The 54-year-old walked out of the prison at 10:49 a.m. on Thursday, released from a life sentence for first-degree murder in the 1998 killing of 77-year-old Ann Prazniak in her Minneapolis apartment.
“I will continue to live my life the best way I can,” Hooper said amid tears and hugs from his children and supporters about his plans moving forward. “Hopefully good things happen from here. That’s what I’m looking for.”
The key witness in the murder case, Chalaka Lewis, recanted her testimony implicating Hooper and confessed to the murder earlier this year. Following the confession, the Great North Innocence Project filed a petition to free Hooper, which the Hennepin County Attorney’s Office supported, calling the conviction a failure of justice.
Hennepin County District Judge Marta Chou found the conviction “was tainted by false evidence and that without this false testimony, the jury might have reached a different conclusion.”
Lewis is serving time for a conviction of aggravated assault in Georgia.
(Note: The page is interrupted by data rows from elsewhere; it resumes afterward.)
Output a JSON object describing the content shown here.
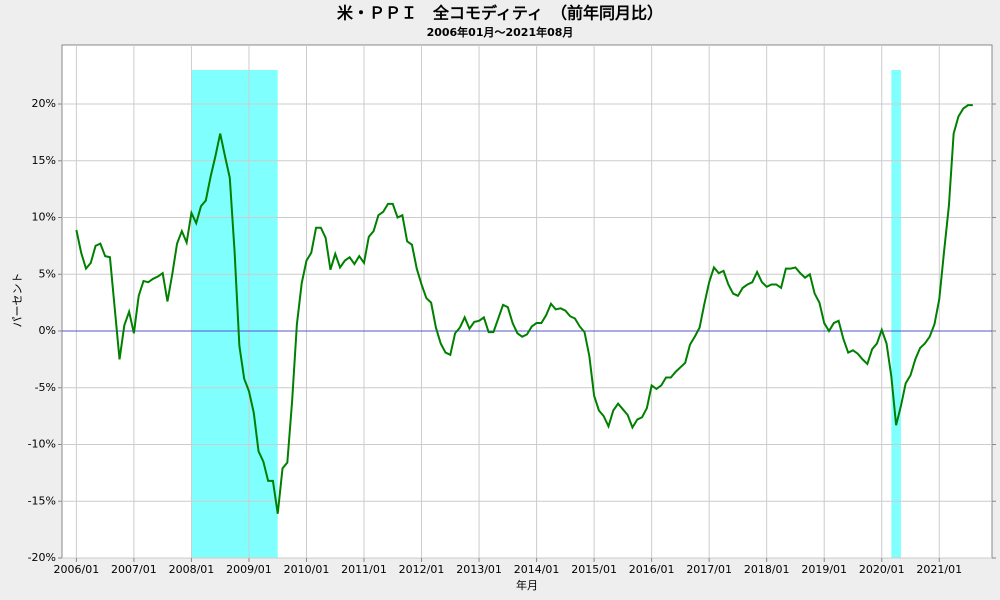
{
  "chart_data": {
    "type": "line",
    "title": "米・ＰＰＩ　全コモディティ　（前年同月比）",
    "subtitle": "2006年01月～2021年08月",
    "xlabel": "年月",
    "ylabel": "パーセント",
    "color": "#008000",
    "zero_line_color": "#5555cc",
    "shade_color": "#80ffff",
    "grid": true,
    "shaded_periods": [
      {
        "start": "2008/01",
        "end": "2009/06"
      },
      {
        "start": "2020/03",
        "end": "2020/04"
      }
    ],
    "xlim": [
      "2005/10",
      "2021/12"
    ],
    "xticks": [
      "2006/01",
      "2007/01",
      "2008/01",
      "2009/01",
      "2010/01",
      "2011/01",
      "2012/01",
      "2013/01",
      "2014/01",
      "2015/01",
      "2016/01",
      "2017/01",
      "2018/01",
      "2019/01",
      "2020/01",
      "2021/01"
    ],
    "ylim": [
      -20,
      25.2
    ],
    "yticks": [
      {
        "value": -20,
        "label": "-20%"
      },
      {
        "value": -15,
        "label": "-15%"
      },
      {
        "value": -10,
        "label": "-10%"
      },
      {
        "value": -5,
        "label": "-5%"
      },
      {
        "value": 0,
        "label": "0%"
      },
      {
        "value": 5,
        "label": "5%"
      },
      {
        "value": 10,
        "label": "10%"
      },
      {
        "value": 15,
        "label": "15%"
      },
      {
        "value": 20,
        "label": "20%"
      }
    ],
    "x": [
      "2006/01",
      "2006/02",
      "2006/03",
      "2006/04",
      "2006/05",
      "2006/06",
      "2006/07",
      "2006/08",
      "2006/09",
      "2006/10",
      "2006/11",
      "2006/12",
      "2007/01",
      "2007/02",
      "2007/03",
      "2007/04",
      "2007/05",
      "2007/06",
      "2007/07",
      "2007/08",
      "2007/09",
      "2007/10",
      "2007/11",
      "2007/12",
      "2008/01",
      "2008/02",
      "2008/03",
      "2008/04",
      "2008/05",
      "2008/06",
      "2008/07",
      "2008/08",
      "2008/09",
      "2008/10",
      "2008/11",
      "2008/12",
      "2009/01",
      "2009/02",
      "2009/03",
      "2009/04",
      "2009/05",
      "2009/06",
      "2009/07",
      "2009/08",
      "2009/09",
      "2009/10",
      "2009/11",
      "2009/12",
      "2010/01",
      "2010/02",
      "2010/03",
      "2010/04",
      "2010/05",
      "2010/06",
      "2010/07",
      "2010/08",
      "2010/09",
      "2010/10",
      "2010/11",
      "2010/12",
      "2011/01",
      "2011/02",
      "2011/03",
      "2011/04",
      "2011/05",
      "2011/06",
      "2011/07",
      "2011/08",
      "2011/09",
      "2011/10",
      "2011/11",
      "2011/12",
      "2012/01",
      "2012/02",
      "2012/03",
      "2012/04",
      "2012/05",
      "2012/06",
      "2012/07",
      "2012/08",
      "2012/09",
      "2012/10",
      "2012/11",
      "2012/12",
      "2013/01",
      "2013/02",
      "2013/03",
      "2013/04",
      "2013/05",
      "2013/06",
      "2013/07",
      "2013/08",
      "2013/09",
      "2013/10",
      "2013/11",
      "2013/12",
      "2014/01",
      "2014/02",
      "2014/03",
      "2014/04",
      "2014/05",
      "2014/06",
      "2014/07",
      "2014/08",
      "2014/09",
      "2014/10",
      "2014/11",
      "2014/12",
      "2015/01",
      "2015/02",
      "2015/03",
      "2015/04",
      "2015/05",
      "2015/06",
      "2015/07",
      "2015/08",
      "2015/09",
      "2015/10",
      "2015/11",
      "2015/12",
      "2016/01",
      "2016/02",
      "2016/03",
      "2016/04",
      "2016/05",
      "2016/06",
      "2016/07",
      "2016/08",
      "2016/09",
      "2016/10",
      "2016/11",
      "2016/12",
      "2017/01",
      "2017/02",
      "2017/03",
      "2017/04",
      "2017/05",
      "2017/06",
      "2017/07",
      "2017/08",
      "2017/09",
      "2017/10",
      "2017/11",
      "2017/12",
      "2018/01",
      "2018/02",
      "2018/03",
      "2018/04",
      "2018/05",
      "2018/06",
      "2018/07",
      "2018/08",
      "2018/09",
      "2018/10",
      "2018/11",
      "2018/12",
      "2019/01",
      "2019/02",
      "2019/03",
      "2019/04",
      "2019/05",
      "2019/06",
      "2019/07",
      "2019/08",
      "2019/09",
      "2019/10",
      "2019/11",
      "2019/12",
      "2020/01",
      "2020/02",
      "2020/03",
      "2020/04",
      "2020/05",
      "2020/06",
      "2020/07",
      "2020/08",
      "2020/09",
      "2020/10",
      "2020/11",
      "2020/12",
      "2021/01",
      "2021/02",
      "2021/03",
      "2021/04",
      "2021/05",
      "2021/06",
      "2021/07",
      "2021/08"
    ],
    "values": [
      8.9,
      6.9,
      5.5,
      6.0,
      7.5,
      7.7,
      6.6,
      6.5,
      2.0,
      -2.5,
      0.5,
      1.7,
      -0.2,
      3.1,
      4.4,
      4.3,
      4.6,
      4.8,
      5.1,
      2.6,
      5.0,
      7.7,
      8.8,
      7.8,
      10.4,
      9.5,
      11.0,
      11.5,
      13.6,
      15.4,
      17.4,
      15.4,
      13.5,
      7.0,
      -1.3,
      -4.2,
      -5.3,
      -7.2,
      -10.6,
      -11.5,
      -13.2,
      -13.2,
      -16.1,
      -12.1,
      -11.6,
      -6.2,
      0.6,
      4.2,
      6.2,
      6.9,
      9.1,
      9.1,
      8.2,
      5.4,
      6.8,
      5.6,
      6.2,
      6.5,
      5.9,
      6.6,
      6.0,
      8.3,
      8.8,
      10.2,
      10.5,
      11.2,
      11.2,
      10.0,
      10.2,
      7.9,
      7.6,
      5.5,
      4.1,
      2.9,
      2.5,
      0.3,
      -1.1,
      -1.9,
      -2.1,
      -0.2,
      0.3,
      1.2,
      0.2,
      0.8,
      0.9,
      1.2,
      -0.1,
      -0.1,
      1.1,
      2.3,
      2.1,
      0.7,
      -0.2,
      -0.5,
      -0.3,
      0.4,
      0.7,
      0.7,
      1.4,
      2.4,
      1.9,
      2.0,
      1.8,
      1.3,
      1.1,
      0.4,
      -0.1,
      -2.2,
      -5.7,
      -7.0,
      -7.5,
      -8.4,
      -7.0,
      -6.4,
      -6.9,
      -7.4,
      -8.5,
      -7.8,
      -7.6,
      -6.8,
      -4.8,
      -5.1,
      -4.8,
      -4.1,
      -4.1,
      -3.6,
      -3.2,
      -2.8,
      -1.2,
      -0.5,
      0.3,
      2.4,
      4.3,
      5.6,
      5.1,
      5.3,
      4.1,
      3.3,
      3.1,
      3.8,
      4.1,
      4.3,
      5.2,
      4.3,
      3.9,
      4.1,
      4.1,
      3.8,
      5.5,
      5.5,
      5.6,
      5.1,
      4.7,
      5.0,
      3.3,
      2.5,
      0.7,
      0.0,
      0.7,
      0.9,
      -0.7,
      -1.9,
      -1.7,
      -2.0,
      -2.5,
      -2.9,
      -1.6,
      -1.1,
      0.1,
      -1.1,
      -4.0,
      -8.3,
      -6.6,
      -4.6,
      -3.9,
      -2.5,
      -1.5,
      -1.1,
      -0.5,
      0.6,
      2.8,
      7.0,
      11.0,
      17.4,
      18.9,
      19.6,
      19.9,
      19.9
    ]
  }
}
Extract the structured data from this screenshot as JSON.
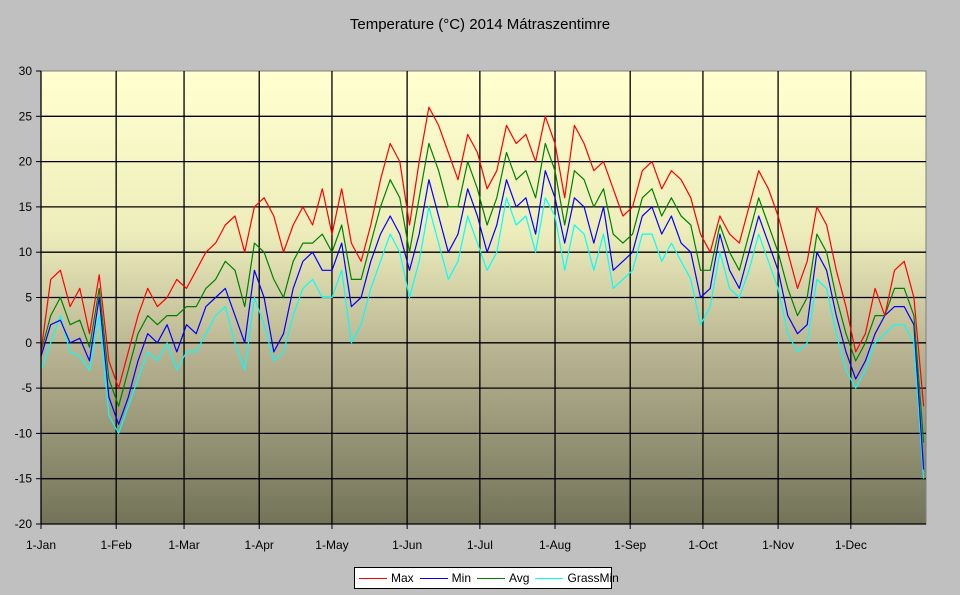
{
  "chart_data": {
    "type": "line",
    "title": "Temperature (°C) 2014 Mátraszentimre",
    "xlabel": "",
    "ylabel": "",
    "ylim": [
      -20,
      30
    ],
    "yticks": [
      30,
      25,
      20,
      15,
      10,
      5,
      0,
      -5,
      -10,
      -15,
      -20
    ],
    "xlim_days": [
      1,
      365
    ],
    "xtick_labels": [
      "1-Jan",
      "1-Feb",
      "1-Mar",
      "1-Apr",
      "1-May",
      "1-Jun",
      "1-Jul",
      "1-Aug",
      "1-Sep",
      "1-Oct",
      "1-Nov",
      "1-Dec"
    ],
    "xtick_days": [
      1,
      32,
      60,
      91,
      121,
      152,
      182,
      213,
      244,
      274,
      305,
      335
    ],
    "grid": true,
    "legend_position": "bottom",
    "x_day_of_year": [
      1,
      5,
      9,
      13,
      17,
      21,
      25,
      29,
      33,
      37,
      41,
      45,
      49,
      53,
      57,
      61,
      65,
      69,
      73,
      77,
      81,
      85,
      89,
      93,
      97,
      101,
      105,
      109,
      113,
      117,
      121,
      125,
      129,
      133,
      137,
      141,
      145,
      149,
      153,
      157,
      161,
      165,
      169,
      173,
      177,
      181,
      185,
      189,
      193,
      197,
      201,
      205,
      209,
      213,
      217,
      221,
      225,
      229,
      233,
      237,
      241,
      245,
      249,
      253,
      257,
      261,
      265,
      269,
      273,
      277,
      281,
      285,
      289,
      293,
      297,
      301,
      305,
      309,
      313,
      317,
      321,
      325,
      329,
      333,
      337,
      341,
      345,
      349,
      353,
      357,
      361,
      365
    ],
    "series": [
      {
        "name": "Max",
        "color": "#ff0000",
        "values": [
          -1,
          7,
          8,
          4,
          6,
          1,
          7.5,
          -2,
          -5,
          -1,
          3,
          6,
          4,
          5,
          7,
          6,
          8,
          10,
          11,
          13,
          14,
          10,
          15,
          16,
          14,
          10,
          13,
          15,
          13,
          17,
          12,
          17,
          11,
          9,
          13,
          18,
          22,
          20,
          13,
          20,
          26,
          24,
          21,
          18,
          23,
          21,
          17,
          19,
          24,
          22,
          23,
          20,
          25,
          22,
          16,
          24,
          22,
          19,
          20,
          17,
          14,
          15,
          19,
          20,
          17,
          19,
          18,
          16,
          12,
          10,
          14,
          12,
          11,
          15,
          19,
          17,
          14,
          10,
          6,
          9,
          15,
          13,
          8,
          4,
          -1,
          1,
          6,
          3,
          8,
          9,
          5,
          -7
        ]
      },
      {
        "name": "Min",
        "color": "#0000ff",
        "values": [
          -1.5,
          2,
          2.5,
          0,
          0.5,
          -2,
          5,
          -6,
          -9,
          -6,
          -2,
          1,
          0,
          2,
          -1,
          2,
          1,
          4,
          5,
          6,
          3,
          0,
          8,
          5,
          -1,
          1,
          6,
          9,
          10,
          8,
          8,
          11,
          4,
          5,
          9,
          12,
          14,
          12,
          8,
          12,
          18,
          14,
          10,
          12,
          17,
          14,
          10,
          13,
          18,
          15,
          16,
          12,
          19,
          16,
          11,
          16,
          15,
          11,
          15,
          8,
          9,
          10,
          14,
          15,
          12,
          14,
          11,
          10,
          5,
          6,
          12,
          8,
          6,
          10,
          14,
          11,
          8,
          3,
          1,
          2,
          10,
          8,
          3,
          -1,
          -4,
          -2,
          1,
          3,
          4,
          4,
          2,
          -14
        ]
      },
      {
        "name": "Avg",
        "color": "#008000",
        "values": [
          -1,
          3,
          5,
          2,
          2.5,
          -0.5,
          6,
          -4,
          -7,
          -3,
          1,
          3,
          2,
          3,
          3,
          4,
          4,
          6,
          7,
          9,
          8,
          4,
          11,
          10,
          7,
          5,
          9,
          11,
          11,
          12,
          10,
          13,
          7,
          7,
          11,
          15,
          18,
          16,
          10,
          16,
          22,
          19,
          15,
          15,
          20,
          17,
          13,
          16,
          21,
          18,
          19,
          16,
          22,
          19,
          13,
          19,
          18,
          15,
          17,
          12,
          11,
          12,
          16,
          17,
          14,
          16,
          14,
          13,
          8,
          8,
          13,
          10,
          8,
          12,
          16,
          13,
          10,
          6,
          3,
          5,
          12,
          10,
          5,
          1,
          -2,
          0,
          3,
          3,
          6,
          6,
          3,
          -11
        ]
      },
      {
        "name": "GrassMin",
        "color": "#00ffff",
        "values": [
          -3,
          0,
          3,
          -1,
          -1.5,
          -3,
          3,
          -8,
          -10,
          -7,
          -4,
          -1,
          -2,
          0,
          -3,
          -1,
          -1,
          1,
          3,
          4,
          0,
          -3,
          5,
          2,
          -2,
          -1,
          3,
          6,
          7,
          5,
          5,
          8,
          0,
          2,
          6,
          9,
          12,
          10,
          5,
          9,
          15,
          11,
          7,
          9,
          14,
          11,
          8,
          10,
          16,
          13,
          14,
          10,
          16,
          14,
          8,
          13,
          12,
          8,
          12,
          6,
          7,
          8,
          12,
          12,
          9,
          11,
          9,
          7,
          2,
          4,
          10,
          6,
          5,
          8,
          12,
          9,
          6,
          1,
          -1,
          0,
          7,
          6,
          1,
          -3,
          -5,
          -3,
          0,
          1,
          2,
          2,
          0,
          -15
        ]
      }
    ]
  }
}
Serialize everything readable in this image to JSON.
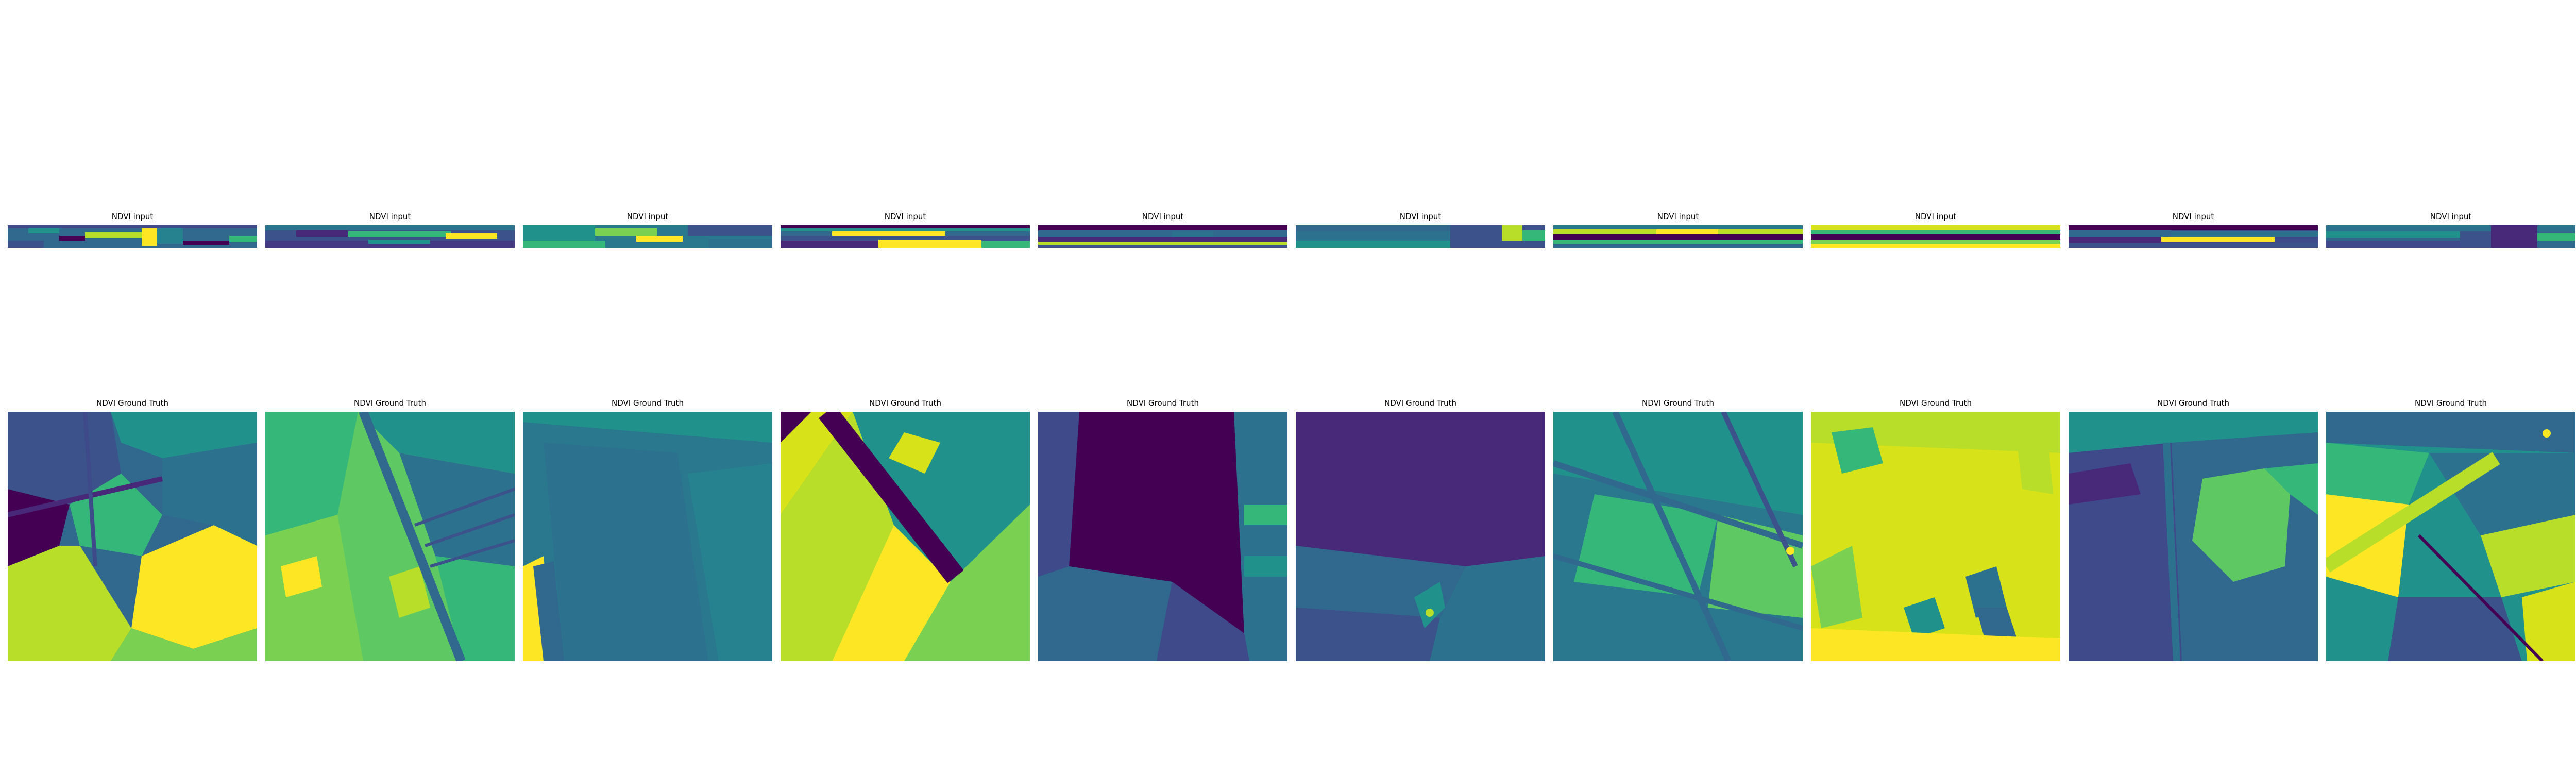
{
  "figure": {
    "colormap": "viridis",
    "rows": [
      {
        "name": "input",
        "panels": [
          {
            "title": "NDVI input",
            "pattern": "input-1"
          },
          {
            "title": "NDVI input",
            "pattern": "input-2"
          },
          {
            "title": "NDVI input",
            "pattern": "input-3"
          },
          {
            "title": "NDVI input",
            "pattern": "input-4"
          },
          {
            "title": "NDVI input",
            "pattern": "input-5"
          },
          {
            "title": "NDVI input",
            "pattern": "input-6"
          },
          {
            "title": "NDVI input",
            "pattern": "input-7"
          },
          {
            "title": "NDVI input",
            "pattern": "input-8"
          },
          {
            "title": "NDVI input",
            "pattern": "input-9"
          },
          {
            "title": "NDVI input",
            "pattern": "input-10"
          }
        ]
      },
      {
        "name": "ground-truth",
        "panels": [
          {
            "title": "NDVI Ground Truth",
            "pattern": "field-mixed"
          },
          {
            "title": "NDVI Ground Truth",
            "pattern": "field-strips-diagonal"
          },
          {
            "title": "NDVI Ground Truth",
            "pattern": "field-uniform-teal"
          },
          {
            "title": "NDVI Ground Truth",
            "pattern": "field-diagonal-bands"
          },
          {
            "title": "NDVI Ground Truth",
            "pattern": "field-dark-polygons"
          },
          {
            "title": "NDVI Ground Truth",
            "pattern": "field-dark-uniform"
          },
          {
            "title": "NDVI Ground Truth",
            "pattern": "field-grid-green"
          },
          {
            "title": "NDVI Ground Truth",
            "pattern": "field-bright-yellow"
          },
          {
            "title": "NDVI Ground Truth",
            "pattern": "field-dark-blob"
          },
          {
            "title": "NDVI Ground Truth",
            "pattern": "field-crossing-yellow"
          }
        ]
      }
    ]
  }
}
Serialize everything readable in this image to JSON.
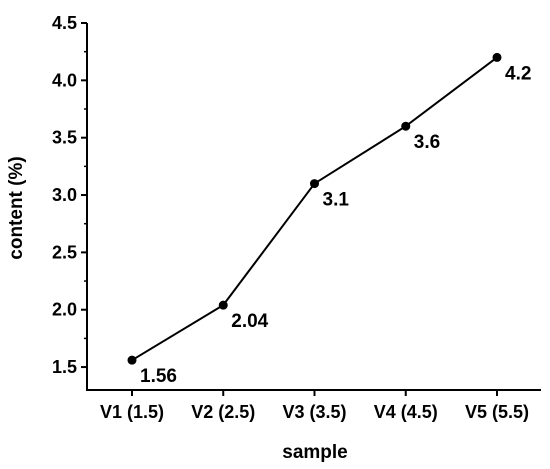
{
  "chart_data": {
    "type": "line",
    "xlabel": "sample",
    "ylabel": "content (%)",
    "categories": [
      "V1 (1.5)",
      "V2 (2.5)",
      "V3 (3.5)",
      "V4 (4.5)",
      "V5 (5.5)"
    ],
    "values": [
      1.56,
      2.04,
      3.1,
      3.6,
      4.2
    ],
    "data_labels": [
      "1.56",
      "2.04",
      "3.1",
      "3.6",
      "4.2"
    ],
    "ylim": [
      1.3,
      4.5
    ],
    "yticks": [
      1.5,
      2.0,
      2.5,
      3.0,
      3.5,
      4.0,
      4.5
    ],
    "ytick_labels": [
      "1.5",
      "2.0",
      "2.5",
      "3.0",
      "3.5",
      "4.0",
      "4.5"
    ],
    "grid": false,
    "line_color": "#000000",
    "marker_color": "#000000"
  }
}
No charges have been filed against her following her confession.
Prazniak was found dead inside her bedroom closet. Beige packaging tape was wrapped several times over her mouth and she died of asphyxiation before being shoved inside a box. In the weeks before Prazniak’s body was found, neighbors said numerous people were coming in and out of the apartment at 1818 Park Av. to use drugs and have sex.
Hooper had admitted to using the apartment but Lewis, who was with Hooper at the apartment, testified at trial that she had seen Hooper enter Prazniak’s apartment and she stood outside and handed him the tape. When she entered several minutes later, Hooper told her not to enter the closet.